Linq Expression Syntax - How to make it more readable? - linq

I am in the process of writing something that will use Linq to combine results from my database, via Linq2Sql and an in-memory list of objects in order to find out which of my in-memory objects match something on the database.
I've come up with the query in both expression and query syntax.
Expression Syntax
var query = order.Items.Join(productNonCriticalityList,
i => i.ProductID,
p => p.ProductID,
(i, p) => i);
Query Syntax
var query =
from p in productNonCriticalityList
join i in order.Items
on p.ProductID equals i.ProductID
select i;
I realise that we have all the code completion goodness with expression syntax, and I do actually use that more. Mainly because it's easier to create re-usable chunks of filter code that can be chained together to form more complex filters.
But for a join the latter seems far more readable to me, but maybe that is because I am used to writing T-SQL.
So, am I missing a trick or is it just a matter of getting used to it?

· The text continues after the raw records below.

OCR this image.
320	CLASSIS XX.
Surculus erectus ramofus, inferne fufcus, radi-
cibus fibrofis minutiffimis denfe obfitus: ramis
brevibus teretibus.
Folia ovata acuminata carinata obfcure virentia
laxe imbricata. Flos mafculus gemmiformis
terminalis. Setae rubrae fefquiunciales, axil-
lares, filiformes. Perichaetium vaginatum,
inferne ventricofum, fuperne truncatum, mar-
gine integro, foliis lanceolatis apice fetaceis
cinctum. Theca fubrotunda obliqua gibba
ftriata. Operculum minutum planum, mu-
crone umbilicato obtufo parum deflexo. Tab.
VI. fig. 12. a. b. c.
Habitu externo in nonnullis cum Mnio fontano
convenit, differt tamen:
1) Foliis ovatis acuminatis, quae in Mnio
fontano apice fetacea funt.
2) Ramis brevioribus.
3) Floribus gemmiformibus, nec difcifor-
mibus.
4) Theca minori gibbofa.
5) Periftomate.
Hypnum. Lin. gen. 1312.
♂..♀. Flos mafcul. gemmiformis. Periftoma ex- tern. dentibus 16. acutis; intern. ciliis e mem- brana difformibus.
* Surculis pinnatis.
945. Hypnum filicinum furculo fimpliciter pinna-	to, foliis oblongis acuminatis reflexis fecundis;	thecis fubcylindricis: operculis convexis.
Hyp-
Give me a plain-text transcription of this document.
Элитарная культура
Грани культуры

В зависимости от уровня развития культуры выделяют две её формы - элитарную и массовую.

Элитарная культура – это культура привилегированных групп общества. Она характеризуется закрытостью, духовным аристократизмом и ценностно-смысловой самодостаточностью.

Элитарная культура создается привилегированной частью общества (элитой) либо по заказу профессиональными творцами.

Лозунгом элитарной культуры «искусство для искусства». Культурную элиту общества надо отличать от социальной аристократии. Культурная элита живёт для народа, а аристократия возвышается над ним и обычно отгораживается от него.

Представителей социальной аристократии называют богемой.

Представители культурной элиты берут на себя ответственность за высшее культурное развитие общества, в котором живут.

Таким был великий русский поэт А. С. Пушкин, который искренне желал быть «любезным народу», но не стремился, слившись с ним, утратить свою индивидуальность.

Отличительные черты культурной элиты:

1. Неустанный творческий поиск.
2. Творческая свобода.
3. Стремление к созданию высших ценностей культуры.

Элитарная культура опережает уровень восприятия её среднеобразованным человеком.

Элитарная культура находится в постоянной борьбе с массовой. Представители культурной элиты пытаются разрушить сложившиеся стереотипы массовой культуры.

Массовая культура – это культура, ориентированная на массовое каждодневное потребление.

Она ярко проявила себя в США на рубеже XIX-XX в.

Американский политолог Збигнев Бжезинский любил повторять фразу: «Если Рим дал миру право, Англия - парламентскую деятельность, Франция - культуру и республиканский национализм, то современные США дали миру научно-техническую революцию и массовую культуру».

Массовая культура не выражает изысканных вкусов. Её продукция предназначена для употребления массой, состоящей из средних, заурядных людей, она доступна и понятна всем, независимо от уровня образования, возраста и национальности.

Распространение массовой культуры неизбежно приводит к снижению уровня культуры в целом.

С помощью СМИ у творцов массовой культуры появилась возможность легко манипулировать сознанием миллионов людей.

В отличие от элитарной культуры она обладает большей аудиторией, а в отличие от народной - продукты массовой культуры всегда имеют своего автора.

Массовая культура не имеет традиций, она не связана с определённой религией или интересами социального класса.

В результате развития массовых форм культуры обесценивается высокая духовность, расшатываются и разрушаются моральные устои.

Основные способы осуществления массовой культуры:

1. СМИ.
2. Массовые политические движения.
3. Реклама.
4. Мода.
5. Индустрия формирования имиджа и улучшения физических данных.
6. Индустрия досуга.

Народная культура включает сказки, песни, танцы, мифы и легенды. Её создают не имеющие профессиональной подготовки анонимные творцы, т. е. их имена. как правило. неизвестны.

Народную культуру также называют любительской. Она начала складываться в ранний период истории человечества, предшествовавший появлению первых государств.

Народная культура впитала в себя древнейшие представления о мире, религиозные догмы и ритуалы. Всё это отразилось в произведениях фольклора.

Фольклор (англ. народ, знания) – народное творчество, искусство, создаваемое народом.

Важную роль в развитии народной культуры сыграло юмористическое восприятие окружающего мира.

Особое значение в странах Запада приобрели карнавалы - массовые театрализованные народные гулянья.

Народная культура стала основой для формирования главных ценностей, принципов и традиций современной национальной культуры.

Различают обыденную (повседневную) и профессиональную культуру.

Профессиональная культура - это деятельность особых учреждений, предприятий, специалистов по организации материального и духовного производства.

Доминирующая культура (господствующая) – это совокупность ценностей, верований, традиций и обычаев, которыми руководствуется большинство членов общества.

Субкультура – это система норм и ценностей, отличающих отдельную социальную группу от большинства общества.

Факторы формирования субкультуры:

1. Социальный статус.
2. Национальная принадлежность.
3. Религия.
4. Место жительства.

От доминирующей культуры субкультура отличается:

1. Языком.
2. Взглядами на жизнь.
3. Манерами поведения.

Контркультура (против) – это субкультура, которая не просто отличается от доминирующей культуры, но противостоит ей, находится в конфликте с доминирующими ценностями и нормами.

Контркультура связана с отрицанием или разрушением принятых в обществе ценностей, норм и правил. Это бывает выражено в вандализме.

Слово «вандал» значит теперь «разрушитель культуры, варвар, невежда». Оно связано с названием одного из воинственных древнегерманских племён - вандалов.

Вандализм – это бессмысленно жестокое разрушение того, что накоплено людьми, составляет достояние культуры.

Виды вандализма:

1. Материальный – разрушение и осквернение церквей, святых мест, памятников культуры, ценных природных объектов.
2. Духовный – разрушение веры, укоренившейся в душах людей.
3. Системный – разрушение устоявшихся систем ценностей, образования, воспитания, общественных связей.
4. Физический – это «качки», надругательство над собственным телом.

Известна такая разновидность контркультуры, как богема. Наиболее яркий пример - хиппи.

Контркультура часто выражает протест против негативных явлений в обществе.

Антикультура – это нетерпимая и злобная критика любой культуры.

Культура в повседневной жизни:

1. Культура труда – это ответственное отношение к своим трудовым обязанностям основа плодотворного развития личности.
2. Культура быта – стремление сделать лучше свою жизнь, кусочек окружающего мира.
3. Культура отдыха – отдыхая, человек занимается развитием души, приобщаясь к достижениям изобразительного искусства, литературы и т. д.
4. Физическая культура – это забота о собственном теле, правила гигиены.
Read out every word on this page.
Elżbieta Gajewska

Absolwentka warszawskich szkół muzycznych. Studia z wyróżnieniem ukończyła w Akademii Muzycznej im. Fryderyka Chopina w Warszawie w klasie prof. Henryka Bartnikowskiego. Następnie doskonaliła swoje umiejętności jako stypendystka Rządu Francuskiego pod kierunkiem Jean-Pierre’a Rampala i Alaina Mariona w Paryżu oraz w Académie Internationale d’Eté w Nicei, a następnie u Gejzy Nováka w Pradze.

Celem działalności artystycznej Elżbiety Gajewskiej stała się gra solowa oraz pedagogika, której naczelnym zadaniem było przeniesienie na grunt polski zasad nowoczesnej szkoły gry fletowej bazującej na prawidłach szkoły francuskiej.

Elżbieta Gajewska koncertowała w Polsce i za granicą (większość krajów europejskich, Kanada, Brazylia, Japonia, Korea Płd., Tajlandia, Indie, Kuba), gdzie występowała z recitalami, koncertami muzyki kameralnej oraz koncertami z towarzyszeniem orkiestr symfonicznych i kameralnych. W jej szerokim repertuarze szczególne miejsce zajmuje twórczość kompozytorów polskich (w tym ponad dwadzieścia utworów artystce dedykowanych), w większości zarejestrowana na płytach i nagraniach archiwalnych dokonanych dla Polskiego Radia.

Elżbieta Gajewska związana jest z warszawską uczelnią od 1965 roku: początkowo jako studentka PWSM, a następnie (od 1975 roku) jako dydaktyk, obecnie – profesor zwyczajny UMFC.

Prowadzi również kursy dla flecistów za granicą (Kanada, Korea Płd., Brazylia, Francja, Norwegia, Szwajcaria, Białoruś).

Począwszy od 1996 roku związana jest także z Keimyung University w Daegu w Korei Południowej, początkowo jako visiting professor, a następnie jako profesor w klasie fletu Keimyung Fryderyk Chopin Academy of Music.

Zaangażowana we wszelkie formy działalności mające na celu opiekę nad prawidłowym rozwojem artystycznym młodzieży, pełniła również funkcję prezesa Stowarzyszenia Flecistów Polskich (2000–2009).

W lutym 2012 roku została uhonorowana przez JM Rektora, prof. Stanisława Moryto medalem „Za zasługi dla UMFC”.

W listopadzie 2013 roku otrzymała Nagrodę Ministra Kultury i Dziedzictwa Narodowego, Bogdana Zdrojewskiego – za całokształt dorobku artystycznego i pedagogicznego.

I agree with the other responders that the exact question you're asking is simply a matter of preference. Personaly, I mix the two forms depending upon which is clearer for the specific query that I'm writing.
If I have one comment though, I would say that the query looks like it might load all of the items from the order. That might be fine for a single order one time, but if you're looping through lots of orders, it might be more efficient to load all of the items for all of the in one go (you might want to additionally filter by date or customer, or whatever though). If you do that, you might get better results by switching the query around:
var productIds = (from p in productNonCriticalityList
orderby p.productID
select p.ProductID).Distinct();
var orderItems = from i in dc.OrderItems
where productIds.Contains(i.ProductID)
&& // Additional filtering here.
select i;
It's a bit backwards at first glance, but it could save you from loading in all the order items and also from sending lots of queries. It works because the where productIds.Contains(...) call can be converted to where i.ProductID in (1, 2, 3, 4, 5) in SQL. Of course, you'd have to judge it based on the expected number of order items, and the number of product IDs.

It really all comes down to preference. Some people just hate the idea of query like syntax in their code. I for one appreciate the query syntax, it is declarative and quite readable. Like you said though, the chainability of the first example is a nice thing to have. I guess for my money I would keep it query until I felt I needed to begin chaining the call.

I used to feel the same way. Now I find query syntax easier to read and write, particularly when things get complicated. As much as it irked me to type it the first time, 'let' does wonderful things in ways that would not be readable in Expression Syntax.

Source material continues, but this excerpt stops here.